Authorities will closely monitor foreign exchange markets and take appropriate action in line with the latest statement by the Group of Seven industrialized nations calling for exchange rates that will not lead to huge external surpluses, a top Finance Ministry official said May 1.
At a news conference, Vice Finance Minister Tadashi Ogawa stressed that the G-7, which groups the United States, Germany, Britain, France, Canada, Italy and Japan, agreed on the need to keep exchange rates at levels that would not lead to large external imbalances. The idea was included in the joint statement issued April 27 by the G-7 finance ministers and central bankers in Washington in addition to calls for exchange rates to be stable and to reflect economic fundamentals.
However, the yen continued to weaken against the dollar after the G-7 meeting, hitting a 57-month low in Tokyo trading May 1 as market players continued to test whether the G-7 would attempt concerted dollar-selling.
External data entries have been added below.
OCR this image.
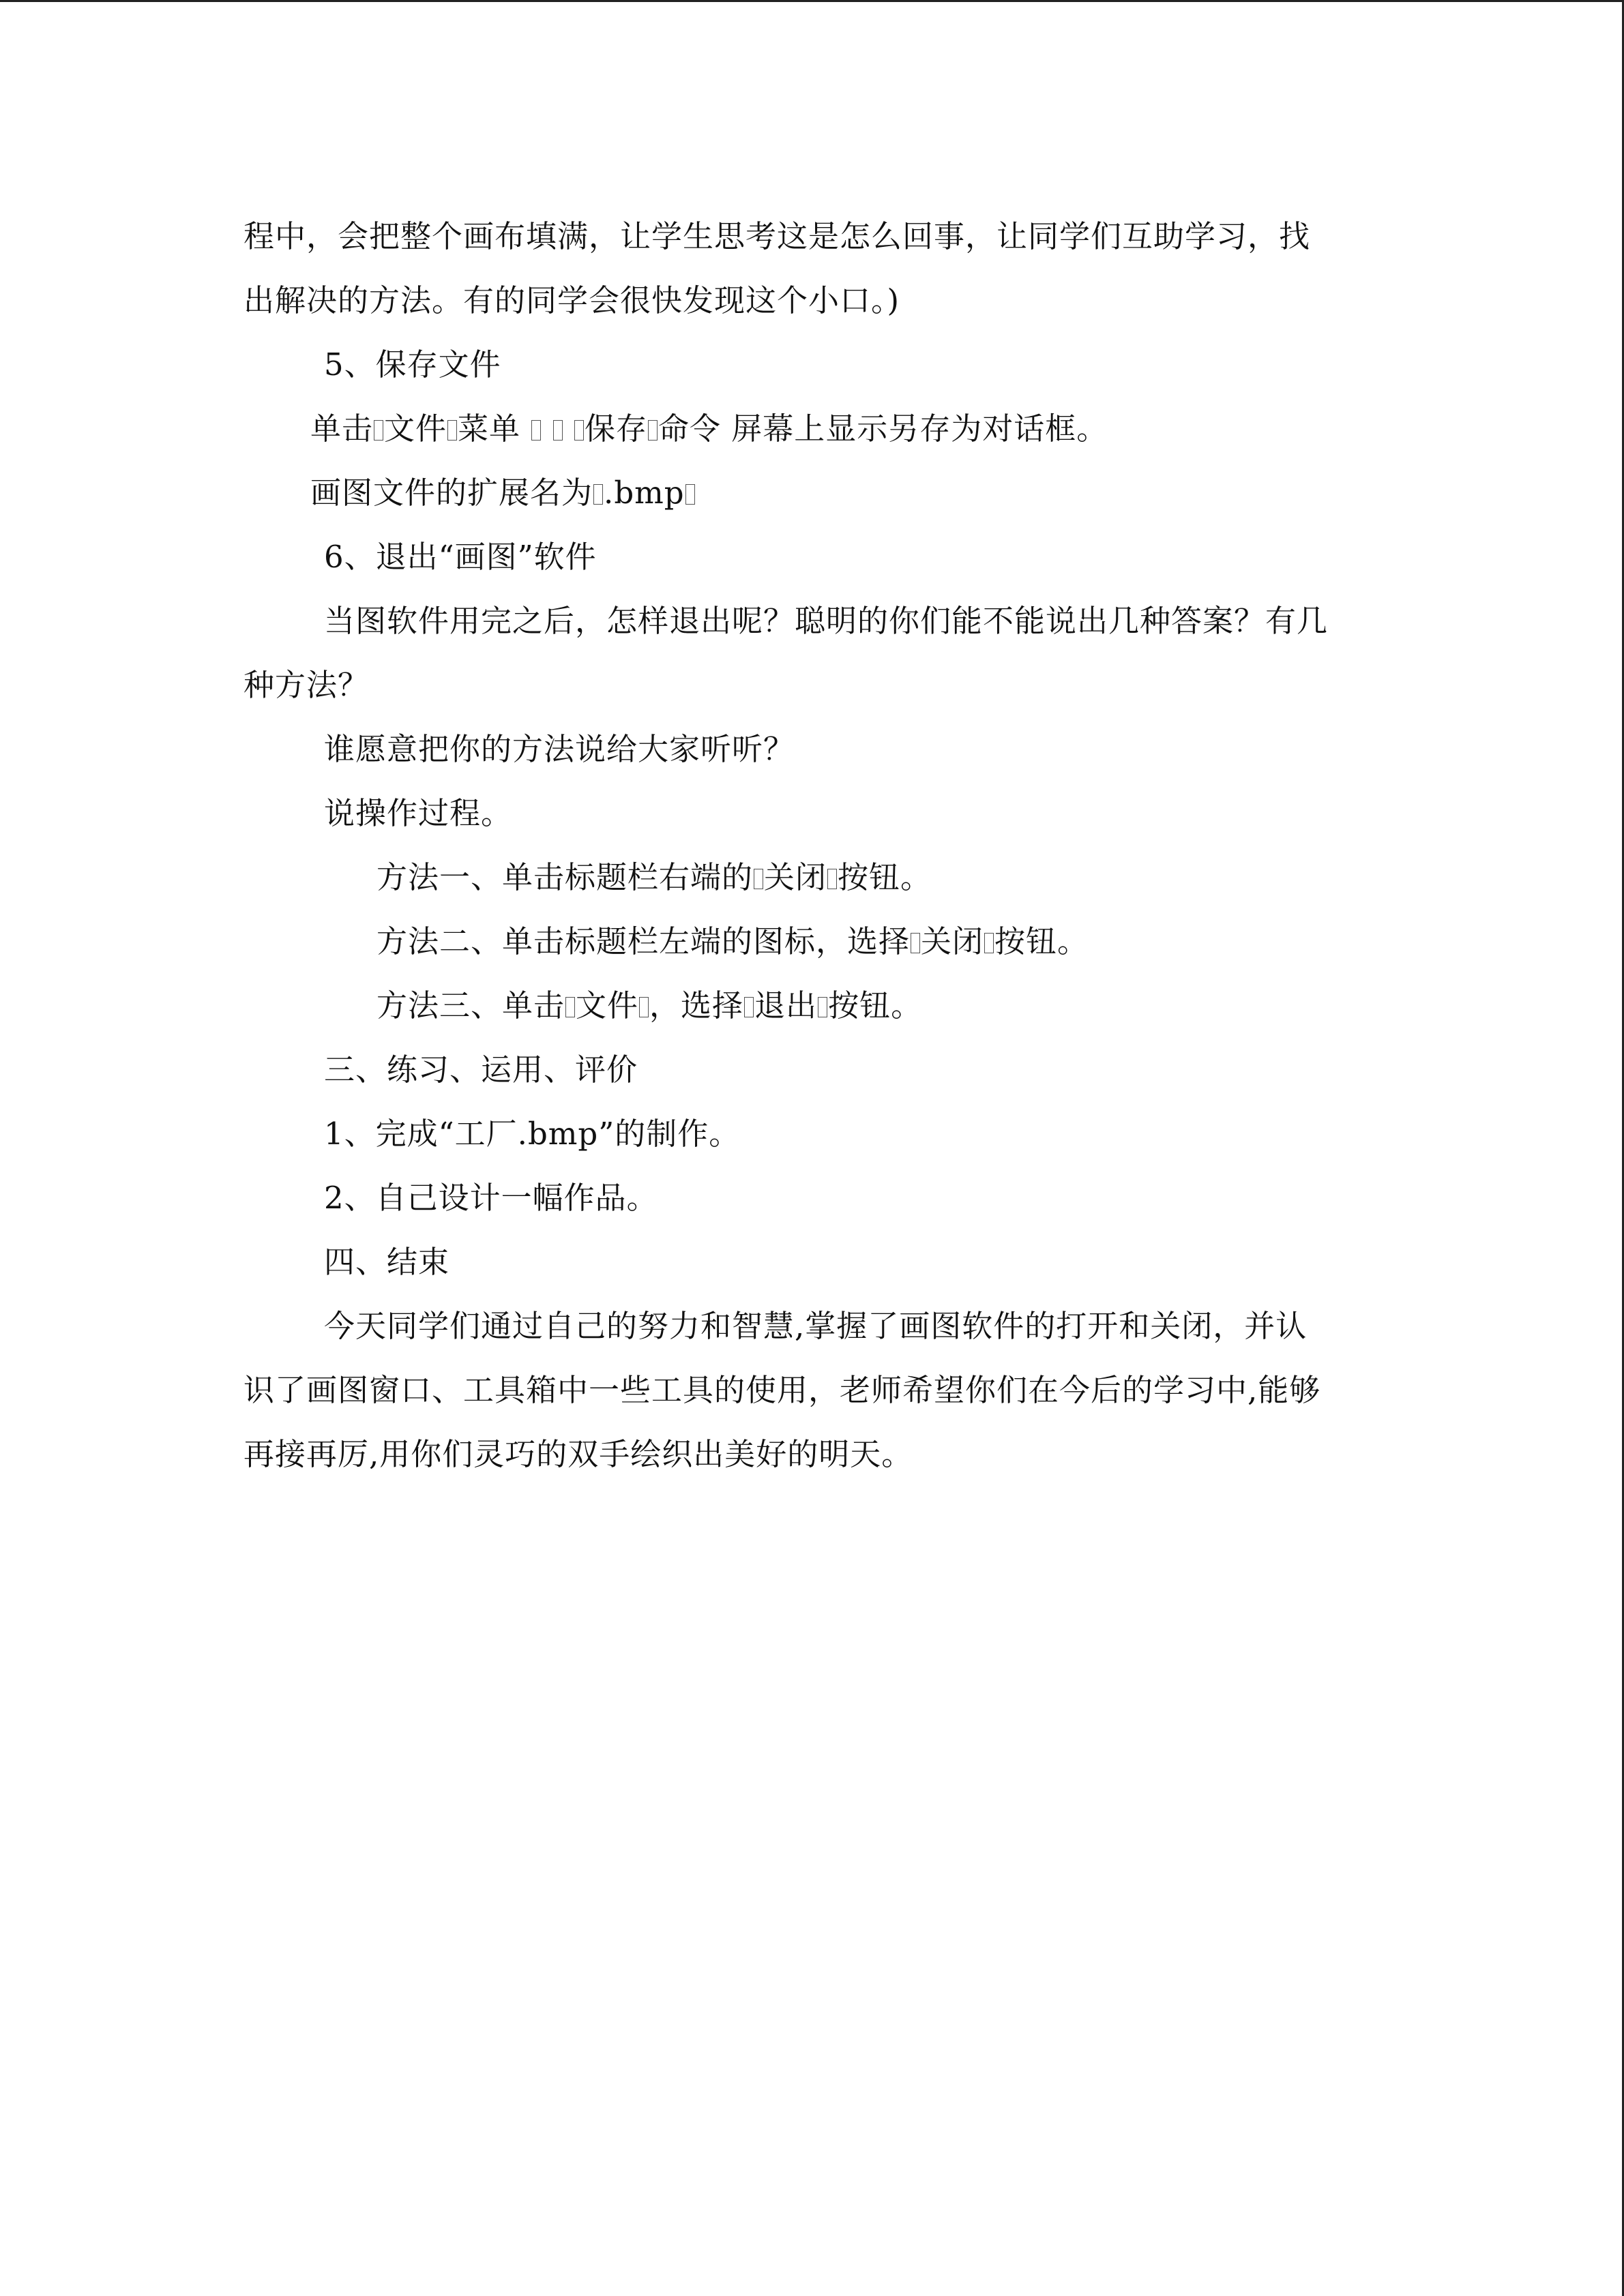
程中，会把整个画布填满，让学生思考这是怎么回事，让同学们互助学习，找
出解决的方法。有的同学会很快发现这个小口。)
5、保存文件
单击 文件 菜单 保存 命令 屏幕上显示另存为对话框。
画图文件的扩展名为 .bmp
6、退出“画图”软件
当图软件用完之后，怎样退出呢？聪明的你们能不能说出几种答案？有几
种方法？
谁愿意把你的方法说给大家听听？
说操作过程。
方法一、单击标题栏右端的 关闭 按钮。
方法二、单击标题栏左端的图标，选择 关闭 按钮。
方法三、单击 文件 ，选择 退出 按钮。
三、练习、运用、评价
1、完成“工厂.bmp”的制作。
2、自己设计一幅作品。
四、结束
今天同学们通过自己的努力和智慧,掌握了画图软件的打开和关闭，并认
识了画图窗口、工具箱中一些工具的使用，老师希望你们在今后的学习中,能够
再接再厉,用你们灵巧的双手绘织出美好的明天。
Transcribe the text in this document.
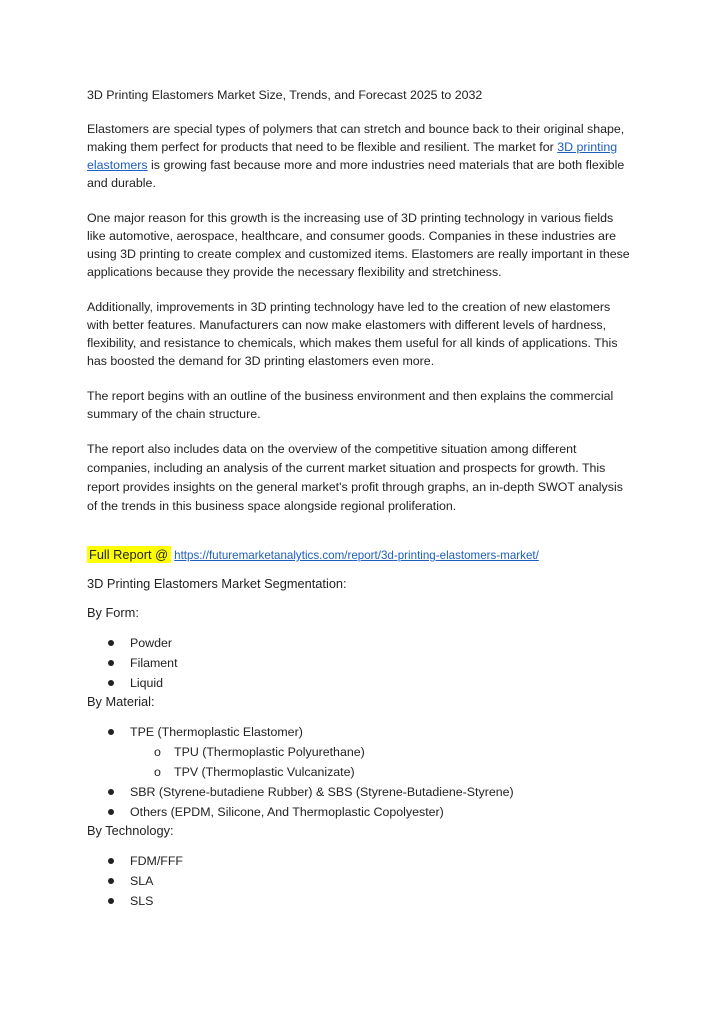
3D Printing Elastomers Market Size, Trends, and Forecast 2025 to 2032

Elastomers are special types of polymers that can stretch and bounce back to their original shape, making them perfect for products that need to be flexible and resilient. The market for 3D printing elastomers is growing fast because more and more industries need materials that are both flexible and durable.

One major reason for this growth is the increasing use of 3D printing technology in various fields like automotive, aerospace, healthcare, and consumer goods. Companies in these industries are using 3D printing to create complex and customized items. Elastomers are really important in these applications because they provide the necessary flexibility and stretchiness.

Additionally, improvements in 3D printing technology have led to the creation of new elastomers with better features. Manufacturers can now make elastomers with different levels of hardness, flexibility, and resistance to chemicals, which makes them useful for all kinds of applications. This has boosted the demand for 3D printing elastomers even more.

The report begins with an outline of the business environment and then explains the commercial summary of the chain structure.

The report also includes data on the overview of the competitive situation among different companies, including an analysis of the current market situation and prospects for growth. This report provides insights on the general market's profit through graphs, an in-depth SWOT analysis of the trends in this business space alongside regional proliferation.

Full Report @ https://futuremarketanalytics.com/report/3d-printing-elastomers-market/
3D Printing Elastomers Market Segmentation:
By Form:
Powder
Filament
Liquid
By Material:
TPE (Thermoplastic Elastomer)
o TPU (Thermoplastic Polyurethane)
o TPV (Thermoplastic Vulcanizate)
SBR (Styrene-butadiene Rubber) & SBS (Styrene-Butadiene-Styrene)
Others (EPDM, Silicone, And Thermoplastic Copolyester)
By Technology:
FDM/FFF
SLA
SLS
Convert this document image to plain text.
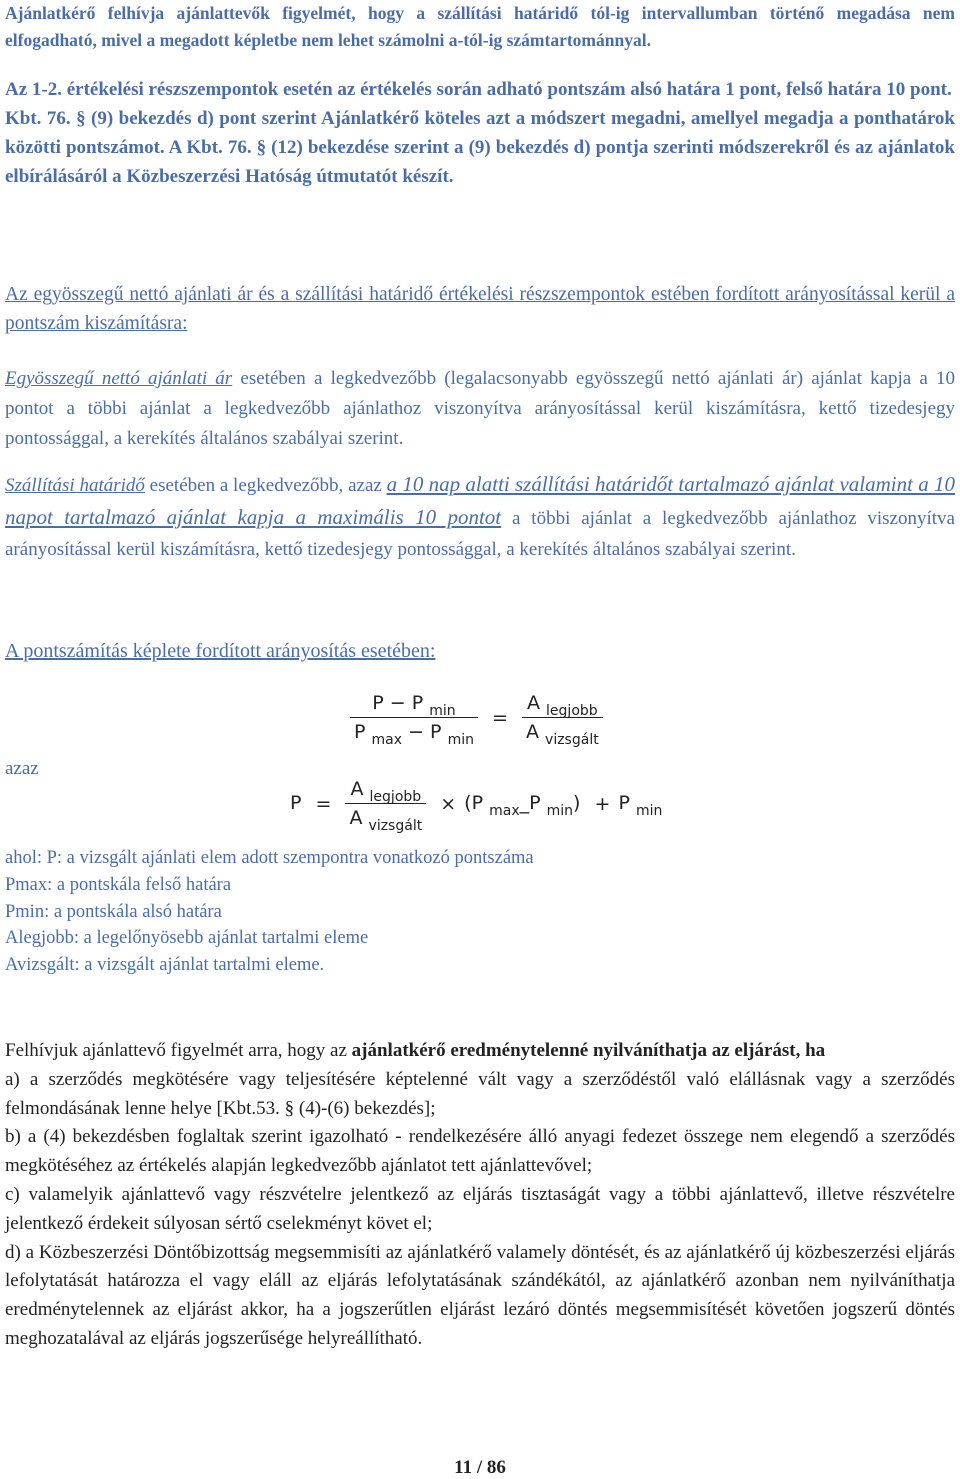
Ajánlatkérő felhívja ajánlattevők figyelmét, hogy a szállítási határidő tól-ig intervallumban történő megadása nem elfogadható, mivel a megadott képletbe nem lehet számolni a-tól-ig számtartománnyal.

Az 1-2. értékelési részszempontok esetén az értékelés során adható pontszám alsó határa 1 pont, felső határa 10 pont.
Kbt. 76. § (9) bekezdés d) pont szerint Ajánlatkérő köteles azt a módszert megadni, amellyel megadja a ponthatárok közötti pontszámot. A Kbt. 76. § (12) bekezdése szerint a (9) bekezdés d) pontja szerinti módszerekről és az ajánlatok elbírálásáról a Közbeszerzési Hatóság útmutatót készít.

Az egyösszegű nettó ajánlati ár és a szállítási határidő értékelési részszempontok estében fordított arányosítással kerül a pontszám kiszámításra:

Egyösszegű nettó ajánlati ár esetében a legkedvezőbb (legalacsonyabb egyösszegű nettó ajánlati ár) ajánlat kapja a 10 pontot a többi ajánlat a legkedvezőbb ajánlathoz viszonyítva arányosítással kerül kiszámításra, kettő tizedesjegy pontossággal, a kerekítés általános szabályai szerint.

Szállítási határidő esetében a legkedvezőbb, azaz a 10 nap alatti szállítási határidőt tartalmazó ajánlat valamint a 10 napot tartalmazó ajánlat kapja a maximális 10 pontot a többi ajánlat a legkedvezőbb ajánlathoz viszonyítva arányosítással kerül kiszámításra, kettő tizedesjegy pontossággal, a kerekítés általános szabályai szerint.

A pontszámítás képlete fordított arányosítás esetében:
$\frac{P - P _{min}}{P _{max} - P _{min}} = \frac{A _{legjobb}}{A _{vizsgált}}$
azaz
$P = \frac{A _{legjobb}}{A _{vizsgált}} \times (P$ $_{max}$_P $_{min}$) + P $_{min}$
ahol: P: a vizsgált ajánlati elem adott szempontra vonatkozó pontszáma
Pmax: a pontskála felső határa
Pmin: a pontskála alsó határa
Alegjobb: a legelőnyösebb ajánlat tartalmi eleme
Avizsgált: a vizsgált ajánlat tartalmi eleme.

Felhívjuk ajánlattevő figyelmét arra, hogy az ajánlatkérő eredménytelenné nyilváníthatja az eljárást, ha

a) a szerződés megkötésére vagy teljesítésére képtelenné vált vagy a szerződéstől való elállásnak vagy a szerződés felmondásának lenne helye [Kbt.53. § (4)-(6) bekezdés];

b) a (4) bekezdésben foglaltak szerint igazolható - rendelkezésére álló anyagi fedezet összege nem elegendő a szerződés megkötéséhez az értékelés alapján legkedvezőbb ajánlatot tett ajánlattevővel;

c) valamelyik ajánlattevő vagy részvételre jelentkező az eljárás tisztaságát vagy a többi ajánlattevő, illetve részvételre jelentkező érdekeit súlyosan sértő cselekményt követ el;

d) a Közbeszerzési Döntőbizottság megsemmisíti az ajánlatkérő valamely döntését, és az ajánlatkérő új közbeszerzési eljárás lefolytatását határozza el vagy eláll az eljárás lefolytatásának szándékától, az ajánlatkérő azonban nem nyilváníthatja eredménytelennek az eljárást akkor, ha a jogszerűtlen eljárást lezáró döntés megsemmisítését követően jogszerű döntés meghozatalával az eljárás jogszerűsége helyreállítható.

11 / 86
On the other hand, Ogawa welcomed movements in the stock market in which the benchmark Nikkei average of 225 selected issues exceed the 19,000 mark for two straight days, at one point April 29 hitting its highest level this year. “I think the fact that trading volume is increasing slightly and stabilizing is providing a greater sense of security (than stock prices), but I suppose the stock price reflects the confidence of investors,” he said.